U.S. Supreme Court./ Credit: PT Hamilton/Shutterstock

The United States Supreme Court has agreed to hear a six-year-old case about whether South Carolina can prevent Medicaid funds from covering non-abortion services at Planned Parenthood facilities and other abortion clinics.

On Wednesday, the justices announced they would take the case in their 2024-2025 term. The case stems from a lawsuit Planned Parenthood filed in 2018 after Gov. Henry McMaster blocked abortion clinics from receiving those funds through an executive order.

Under federal law, federal Medicaid funds cannot be used to pay for abortion unless the life of the mother is at risk or the pregnancy results from rape or incest. However, federal law does allow those funds to pay for other services at abortion clinics. The court’s ruling will determine whether states can prevent those funds from covering non-abortion services at those facilities.

“Taxpayer dollars should never fund abortion providers like Planned Parenthood,” McMaster said in a post on X after the court agreed to hear the case. 

“In 2018, I issued an executive order to end this practice in South Carolina,” he added. “I'm confident the U.S. Supreme Court will agree with me that states shouldn't be forced to subsidize abortions.”

The state government has argued that it has the authority to determine which organizations can access the federal funds it receives for family planning services and that it can allocate funds to other organizations that provide family planning services while exempting abortion clinics.
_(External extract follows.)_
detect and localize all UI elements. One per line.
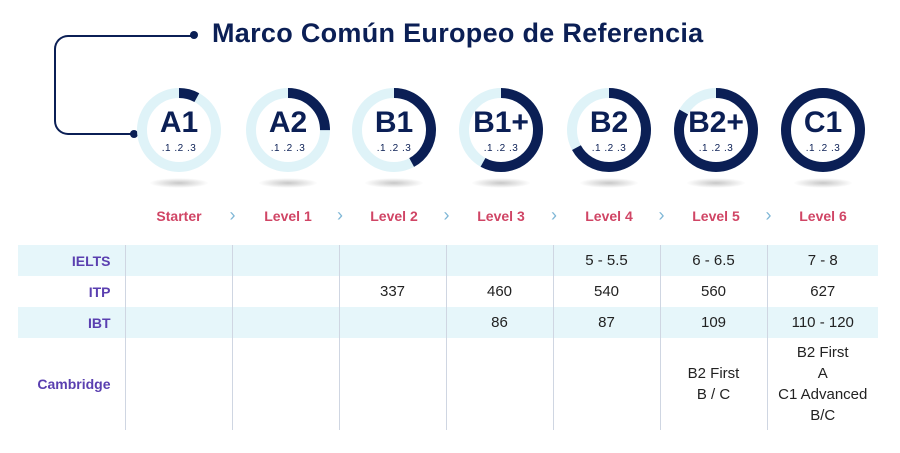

The lawsuit filed by Planned Parenthood argues that the state is interfering with a patient’s ability to obtain health care services at "the qualified provider of their choice."

“Taxpayer dollars should never be used to fund facilities that make a profit off abortion,” Alliance Defending Freedom senior counsel John Bursch said in a statement

Alliance Defending Freedom lawyers are representing the state’s interests in the lawsuit. 

“Pro-life states like South Carolina should be free to determine that Planned Parenthood and other entities that peddle abortion are not qualified to receive taxpayer funding through Medicaid,” Bursch added. “Congress did not unambiguously create a right for Medicaid recipients to drag states into federal court to challenge those decisions, so no such right exists.”

Jenny Black, president and CEO of Planned Parenthood South Atlantic, said in a statement that “every person should be able to access quality, affordable health care from a provider they trust, no matter their income or insurance status.”

“This case is politics at its worst: anti-abortion politicians using their power to target Planned Parenthood and block people who use Medicaid as their primary form of insurance from getting essential health care like cancer screenings and birth control,” Black said.

In March of 2024, the U.S. Court of Appeals for the 4th Circuit issued a ruling in favor of Planned Parenthood and ordered the state to grant abortion clinics access to those federal funds. Alliance Defending Freedom appealed the ruling to the Supreme Court.